New Delhi, May 2, 2014: The Centre appears set to open a new war front with the BJP by making known its firm resolve of appointing a retired judge by May 16 to probe alleged snooping on a young woman architect at the behest of Gujarat Chief Minister Narendra Modi.
Home Minister Sushilkumar Shinde said the government would appoint a retired judge to probe the Snoopgate case and two other incidents before the results of the 16th Lok Sabha elections are declared on May 16. “The government would very soon appoint a retired judge. The Union Cabinet has taken a decision to appoint a judge on the snooping case … the matter is in process,” Shinde was quoted as saying in an agency report from Shimla.
The sudden aggressive push by the Centre to corner Modi has taken BJP leaders by surprise while the Congress seems to be relishing the opponent’s discomfiture.
“Once the commission is set up, there is no saving Narendra Modi, because there is documentary evidence of what he (Modi) has done and how he has snooped on the activities of a young girl,” Law Minister Kapil Sibal told reporters here on Friday.

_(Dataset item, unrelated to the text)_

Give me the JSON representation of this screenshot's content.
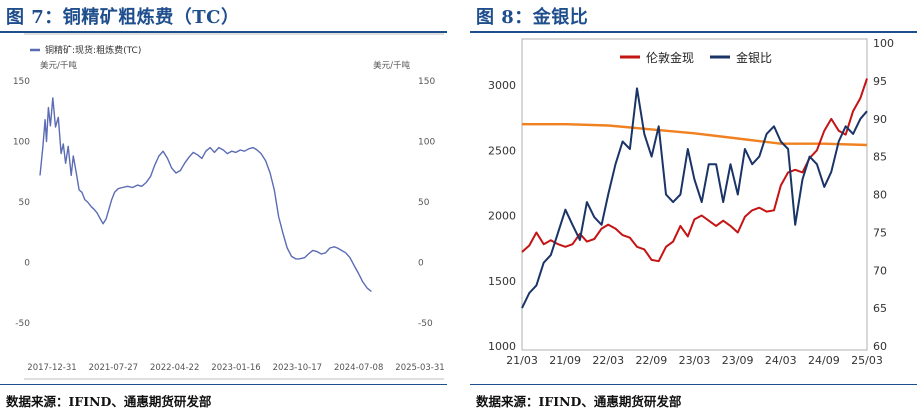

Reacting to the move, senior BJP leader Arun Jaitley dubbed the Centre’s move as a “desperate act” and said that the future NDA regime would reserve the right to review any such “malicious” decision.
“They are trying desperately to get at least one judge to agree to head the Snoopgate commission. I doubt very much if any of these moves is likely to succeed. Even if it did, the future government would be well within its legitimate rights to review such a malafide last-minute decision of the UPA,” Jaitley told reporters.
In November last year, two web portals had claimed that Modi’s aide Amit Shah, as junior home minister in Gujarat, had in 2009 ordered the illegal surveillance on a young woman architect at the behest of “Saheb”. Congress leaders claim that the “Saheb” is none other than Modi. As the controversy gathered steam, the Gujarat government ordered an inquiry into the revelations by the two web portals.
However, the Centre was not ready to let Modi off the hook and decided to set up an inquiry under the Commissions of Inquiry Act. Since the Gujarat government had already ordered a probe into the incident, the Centre clubbed two other instances of snooping involving Virbhadra Singh allegedly at the behest of the then BJP government in Himachal Pradesh and the leaking of call data records of Jaitley to press for its own probe into the affair.
Congress spokesman Anand Sharma dubbed as “literally intimidating” the remarks made by Jaitley that he would be surprised if some judge would agree to “lend” himself to the Snoopgate inquiry. “This is, in fact, threatening or conveying a message that none should dare to get into this or inquire into it,” Sharma said.